I can tell you. I paid $300 for my pedersoli Bess. It was really dirty and I assume owned by an American reenactor, as it had never been polished and had surface rust. I removed the rust. I removed the Italian markings (yes, I took a photo to add to bottom of barrel someday). I drove over to Allentown, to the Lehigh gun show for Paul Ackerman to stamp the barrel for me ($20-40, I don’t remember). Lodgewood doesn’t do that. Then in the spring, I drive down to Winchester at the NSSA Nationals and delivered Auntie Bess to Dave from Lodgewood (because I’m a tightwad and wasn’t spending all that to ship it). I had him defarb it ($200) and redo the lock markings ($200 more because I wanted “Dublin Castle” on it). I broke a mainspring using Evaporust to clean the lock plate — mainspring exploded ($50 or so). Yeah, didn’t know about that — @FlinterNick told me about it after I posted. Live and learn.So what does it cost to defab a perdersoli?
I meet Dave again at the Maryland Antique show and picked it up. Still a tightwad. Neat show. Multiple people and dealers tried to buy the gun as they thought it was real.
I’ve since had the frizzen hardened because it wouldn’t spark right. I’d like to get the lock polished more like it should be and have talked to Nick.
Anyway, I’ve got around $800 in the gun (with purchase) and am happy with it now. Of course, I got mine for a great price. That helped.
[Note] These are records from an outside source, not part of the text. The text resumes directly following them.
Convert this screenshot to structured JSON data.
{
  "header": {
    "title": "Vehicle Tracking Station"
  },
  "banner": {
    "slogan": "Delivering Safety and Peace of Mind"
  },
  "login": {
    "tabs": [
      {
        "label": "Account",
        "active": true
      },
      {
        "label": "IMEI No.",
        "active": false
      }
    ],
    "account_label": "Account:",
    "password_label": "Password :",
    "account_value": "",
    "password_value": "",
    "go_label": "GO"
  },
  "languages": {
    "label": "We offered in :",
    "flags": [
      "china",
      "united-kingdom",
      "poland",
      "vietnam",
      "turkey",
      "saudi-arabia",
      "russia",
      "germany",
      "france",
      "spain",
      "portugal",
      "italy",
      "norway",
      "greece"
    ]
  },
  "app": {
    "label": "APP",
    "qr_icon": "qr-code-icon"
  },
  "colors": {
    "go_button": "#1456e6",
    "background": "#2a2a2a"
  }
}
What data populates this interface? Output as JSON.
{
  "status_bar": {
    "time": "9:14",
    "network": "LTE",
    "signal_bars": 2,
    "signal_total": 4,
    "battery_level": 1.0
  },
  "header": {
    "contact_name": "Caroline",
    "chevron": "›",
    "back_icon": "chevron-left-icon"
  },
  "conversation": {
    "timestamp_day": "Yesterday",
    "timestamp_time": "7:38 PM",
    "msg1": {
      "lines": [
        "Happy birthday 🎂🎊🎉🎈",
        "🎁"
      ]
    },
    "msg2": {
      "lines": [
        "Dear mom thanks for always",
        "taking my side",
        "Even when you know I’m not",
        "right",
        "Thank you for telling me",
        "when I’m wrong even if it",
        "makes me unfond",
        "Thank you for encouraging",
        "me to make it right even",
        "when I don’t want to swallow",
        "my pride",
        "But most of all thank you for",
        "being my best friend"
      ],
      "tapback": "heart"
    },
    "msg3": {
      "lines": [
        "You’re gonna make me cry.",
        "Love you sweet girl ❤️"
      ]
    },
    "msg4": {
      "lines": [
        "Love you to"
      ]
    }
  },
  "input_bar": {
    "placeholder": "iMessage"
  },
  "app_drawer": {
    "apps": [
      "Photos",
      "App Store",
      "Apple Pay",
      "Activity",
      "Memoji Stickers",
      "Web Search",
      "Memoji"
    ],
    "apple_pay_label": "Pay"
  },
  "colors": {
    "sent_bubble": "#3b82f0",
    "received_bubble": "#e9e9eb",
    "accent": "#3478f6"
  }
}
I’d love a long land, but probably will have to settle for an Indian one, maybe. I don’t need it though. I’m getting older and reenacting is harder and not realistic. Soldiers were not elderly. I’m now 59, not quite elderly, but not really able to portray ac soldier. They were younger guys. Yes, I know, many do, but it’s my opinion. Do it right or… and yeah, my gun is nicer than my colonial kit. I did it backwards.